NUNES: Congress to Hold AG Sessions in Contempt
DOJ says "[no] disclosure...can risk severe consequences"
House Intelligence Committee Chairman Devin Nunes revealed Sunday that Congress will hold Department of Justice Attorney General Jeff Sessions in contempt for refusing to turn over classified information the committee has requested, he stated in a phone interview with Fox and Friends.
The Department of Justice also shot back on Sunday, releasing the letter sent to Nunes on May 3, which addressed the classified information Nunes had requested. It appears from the letter Nunes had asked for information on a specific individual, not yet named and considered by DOJ to be a very valuable person for a counterintelligence operation.
“Disclosure of responsive information to such requests can risk severe consequences, including potential loss of human lives, damage to relationships with valued international partners, compromise of ongoing criminal investigations, and interference with intelligence activities,” stated the May, 3 letter from Assistant Attorney General Stephen Boyd.

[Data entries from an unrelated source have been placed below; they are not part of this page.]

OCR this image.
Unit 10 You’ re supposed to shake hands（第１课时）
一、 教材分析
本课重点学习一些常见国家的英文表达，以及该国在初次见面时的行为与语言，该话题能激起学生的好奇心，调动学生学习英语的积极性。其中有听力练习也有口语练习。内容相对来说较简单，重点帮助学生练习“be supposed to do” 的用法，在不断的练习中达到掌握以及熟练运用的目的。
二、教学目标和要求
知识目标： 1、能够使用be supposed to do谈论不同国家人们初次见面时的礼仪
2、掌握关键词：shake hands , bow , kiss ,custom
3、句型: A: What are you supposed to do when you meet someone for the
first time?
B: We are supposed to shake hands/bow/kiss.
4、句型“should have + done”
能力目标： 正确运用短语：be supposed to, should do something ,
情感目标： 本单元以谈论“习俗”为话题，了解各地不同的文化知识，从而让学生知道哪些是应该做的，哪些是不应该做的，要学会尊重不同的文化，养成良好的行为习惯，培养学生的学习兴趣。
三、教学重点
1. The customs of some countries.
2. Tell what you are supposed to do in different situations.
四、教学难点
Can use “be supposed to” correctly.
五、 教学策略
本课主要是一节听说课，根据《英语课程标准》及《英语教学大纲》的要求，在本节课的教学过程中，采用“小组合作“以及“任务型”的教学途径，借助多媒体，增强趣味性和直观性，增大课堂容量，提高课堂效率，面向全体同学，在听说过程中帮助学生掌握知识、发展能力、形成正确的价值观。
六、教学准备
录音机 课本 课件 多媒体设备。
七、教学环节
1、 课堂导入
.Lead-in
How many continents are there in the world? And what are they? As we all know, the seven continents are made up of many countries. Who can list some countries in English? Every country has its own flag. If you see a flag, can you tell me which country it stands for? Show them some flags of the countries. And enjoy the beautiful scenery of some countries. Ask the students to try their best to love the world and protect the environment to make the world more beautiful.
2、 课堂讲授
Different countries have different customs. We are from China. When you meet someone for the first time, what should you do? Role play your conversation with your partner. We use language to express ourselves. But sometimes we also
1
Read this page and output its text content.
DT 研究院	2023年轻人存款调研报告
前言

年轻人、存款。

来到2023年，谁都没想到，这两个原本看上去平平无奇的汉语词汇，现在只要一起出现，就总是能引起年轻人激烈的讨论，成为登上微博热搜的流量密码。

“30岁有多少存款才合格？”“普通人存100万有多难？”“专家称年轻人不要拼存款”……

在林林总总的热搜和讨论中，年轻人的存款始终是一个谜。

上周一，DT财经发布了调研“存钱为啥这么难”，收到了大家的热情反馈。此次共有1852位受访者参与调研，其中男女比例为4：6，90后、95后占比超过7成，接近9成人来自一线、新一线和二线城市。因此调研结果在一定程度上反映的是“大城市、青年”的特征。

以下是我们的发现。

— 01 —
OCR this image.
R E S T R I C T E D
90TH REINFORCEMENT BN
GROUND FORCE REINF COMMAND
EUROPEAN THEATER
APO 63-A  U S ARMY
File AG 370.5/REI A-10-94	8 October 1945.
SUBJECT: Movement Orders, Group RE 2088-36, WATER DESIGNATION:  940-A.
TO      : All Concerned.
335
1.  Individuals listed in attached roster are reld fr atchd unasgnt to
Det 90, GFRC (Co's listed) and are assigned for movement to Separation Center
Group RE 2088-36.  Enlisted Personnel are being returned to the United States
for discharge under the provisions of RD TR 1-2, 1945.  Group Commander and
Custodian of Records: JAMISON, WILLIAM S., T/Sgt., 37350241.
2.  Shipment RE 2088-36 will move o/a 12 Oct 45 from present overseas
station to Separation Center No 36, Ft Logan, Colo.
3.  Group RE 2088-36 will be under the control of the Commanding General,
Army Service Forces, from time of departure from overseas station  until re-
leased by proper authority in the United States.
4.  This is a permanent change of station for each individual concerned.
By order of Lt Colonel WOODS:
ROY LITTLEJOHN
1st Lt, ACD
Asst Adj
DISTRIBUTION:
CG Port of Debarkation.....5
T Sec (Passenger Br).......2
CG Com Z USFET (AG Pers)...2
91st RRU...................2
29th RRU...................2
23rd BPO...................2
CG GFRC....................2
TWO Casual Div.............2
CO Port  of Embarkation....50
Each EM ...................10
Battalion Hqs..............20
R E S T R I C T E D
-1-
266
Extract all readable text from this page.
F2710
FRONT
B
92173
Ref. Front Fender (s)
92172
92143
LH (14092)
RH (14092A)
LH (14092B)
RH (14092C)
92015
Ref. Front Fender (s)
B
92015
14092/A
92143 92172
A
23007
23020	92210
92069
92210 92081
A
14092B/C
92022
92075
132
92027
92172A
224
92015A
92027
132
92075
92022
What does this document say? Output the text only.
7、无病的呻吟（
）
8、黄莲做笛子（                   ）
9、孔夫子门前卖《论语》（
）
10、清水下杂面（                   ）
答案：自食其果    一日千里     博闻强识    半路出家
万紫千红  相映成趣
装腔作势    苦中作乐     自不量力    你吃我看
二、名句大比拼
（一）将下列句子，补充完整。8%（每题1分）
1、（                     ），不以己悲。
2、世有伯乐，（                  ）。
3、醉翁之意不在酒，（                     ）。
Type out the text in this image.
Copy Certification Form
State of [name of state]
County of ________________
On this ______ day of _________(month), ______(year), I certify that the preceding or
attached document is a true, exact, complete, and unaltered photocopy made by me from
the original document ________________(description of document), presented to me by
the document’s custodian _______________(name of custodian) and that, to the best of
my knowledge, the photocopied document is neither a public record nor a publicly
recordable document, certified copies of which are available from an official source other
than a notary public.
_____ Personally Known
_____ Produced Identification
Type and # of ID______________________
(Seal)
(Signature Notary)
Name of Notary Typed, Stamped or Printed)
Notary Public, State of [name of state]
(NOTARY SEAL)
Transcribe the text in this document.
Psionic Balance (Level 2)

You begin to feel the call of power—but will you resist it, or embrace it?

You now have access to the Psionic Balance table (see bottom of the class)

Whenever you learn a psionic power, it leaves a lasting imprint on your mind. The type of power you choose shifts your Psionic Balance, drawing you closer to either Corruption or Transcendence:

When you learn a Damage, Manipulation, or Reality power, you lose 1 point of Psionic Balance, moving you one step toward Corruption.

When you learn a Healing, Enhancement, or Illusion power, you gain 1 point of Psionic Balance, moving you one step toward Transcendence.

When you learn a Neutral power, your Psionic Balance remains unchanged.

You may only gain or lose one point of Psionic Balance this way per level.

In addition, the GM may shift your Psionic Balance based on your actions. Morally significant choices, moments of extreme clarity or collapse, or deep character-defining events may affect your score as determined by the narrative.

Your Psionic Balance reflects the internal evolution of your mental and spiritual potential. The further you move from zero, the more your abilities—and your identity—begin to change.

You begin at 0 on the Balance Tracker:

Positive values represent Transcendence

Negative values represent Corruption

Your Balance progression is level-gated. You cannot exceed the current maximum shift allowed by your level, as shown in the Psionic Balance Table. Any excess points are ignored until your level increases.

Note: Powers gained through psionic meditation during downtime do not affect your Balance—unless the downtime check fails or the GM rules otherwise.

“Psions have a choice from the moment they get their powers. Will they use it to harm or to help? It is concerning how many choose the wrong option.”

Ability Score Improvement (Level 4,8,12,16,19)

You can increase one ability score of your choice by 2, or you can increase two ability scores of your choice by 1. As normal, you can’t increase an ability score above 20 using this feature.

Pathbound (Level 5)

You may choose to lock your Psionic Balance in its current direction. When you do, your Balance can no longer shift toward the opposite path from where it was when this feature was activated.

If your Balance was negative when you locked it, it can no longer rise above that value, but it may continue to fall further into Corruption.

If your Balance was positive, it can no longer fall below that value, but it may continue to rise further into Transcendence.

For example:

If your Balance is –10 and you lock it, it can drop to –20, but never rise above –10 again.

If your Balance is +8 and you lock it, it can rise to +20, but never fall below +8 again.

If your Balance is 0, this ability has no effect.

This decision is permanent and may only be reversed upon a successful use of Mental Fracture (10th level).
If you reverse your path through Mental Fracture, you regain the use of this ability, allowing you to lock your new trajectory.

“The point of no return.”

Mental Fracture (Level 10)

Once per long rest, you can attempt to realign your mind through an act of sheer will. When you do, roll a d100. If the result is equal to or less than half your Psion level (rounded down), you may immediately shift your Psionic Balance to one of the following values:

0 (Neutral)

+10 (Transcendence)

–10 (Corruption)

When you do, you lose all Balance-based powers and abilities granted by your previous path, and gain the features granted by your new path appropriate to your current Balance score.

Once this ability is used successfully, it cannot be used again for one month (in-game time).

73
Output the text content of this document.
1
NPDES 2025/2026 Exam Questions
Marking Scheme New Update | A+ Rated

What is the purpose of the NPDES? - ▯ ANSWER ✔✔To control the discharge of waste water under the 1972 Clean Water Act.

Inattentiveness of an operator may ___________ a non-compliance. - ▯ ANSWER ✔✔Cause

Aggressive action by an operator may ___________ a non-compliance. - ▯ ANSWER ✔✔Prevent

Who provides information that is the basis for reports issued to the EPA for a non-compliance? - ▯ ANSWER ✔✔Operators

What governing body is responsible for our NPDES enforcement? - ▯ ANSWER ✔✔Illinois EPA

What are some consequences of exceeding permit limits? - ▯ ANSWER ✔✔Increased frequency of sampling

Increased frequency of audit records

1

But Nunes is not buying it. He warned Sessions that ignoring deadlines requested by Congress will result in contempt. Nunes also referred to comments lambasting Special Counsel Robert Mueller by U.S. District Judge T.S. Ellis III, who said in a Virginia Federal Court Friday, “we don’t want anyone in this country with unfettered power. It’s unlikely you’re going to persuade me the special prosecutor has power to do anything he or she wants…The American people feel pretty strongly that no one has unfettered power.”
“The only thing left that we can do is we have to move quickly to hold the Attorney General of the United States in contempt…”
Nunes noted that two weeks ago, the committee sent a classified letter to Sessions and “per usual it was ignored… last week we sent a subpoena and we got a letter stating they are not going to comply with our subpoena on very important information that we need.”
“The only thing left that we can do is we have to move quickly to hold the Attorney General of the United States in contempt and that’s what I’m going to press for this week,” Nunes said.
Boyd stated that Nunes’ request had been reviewed by all agencies, including the White House.
“After careful evaluation and following consultations with the Office of the Director of National Intelligence, the Federal Bureau of Investigation, and the White House, the Department has determined that, consistent with applicable law and longstanding Executive Branch policy, it is not in a position to provide the information responsive to your request regarding a specific individual,” the letter states.
But according to Congressional sources the information requested is necessary for the committee to conduct its review and the constant battles with the DOJ and FBI hamper their ability to do sufficient oversight.
Nunes, like many others have noted their frustration with Special Counsel Robert Mueller’s investigation saying, “we found out Friday from the judge (Ellis) it kind of looks like this whole investigation has gone off the rails.”
“If you have a counterintelligence investigation opened up on you as an American citizen, this is done secretly with only a few peoples knowledge and if they go to court they go to a secret court to get a warrant on you like they did with Carter Page. So there is a very small apparatus in our country that holds the check and balance authority between Congress and the Executive Branch and when the Obama administration decided to move forward on a counterintelligence investigation in a campaign of all things that’s how we’ve gotten to here,” he added.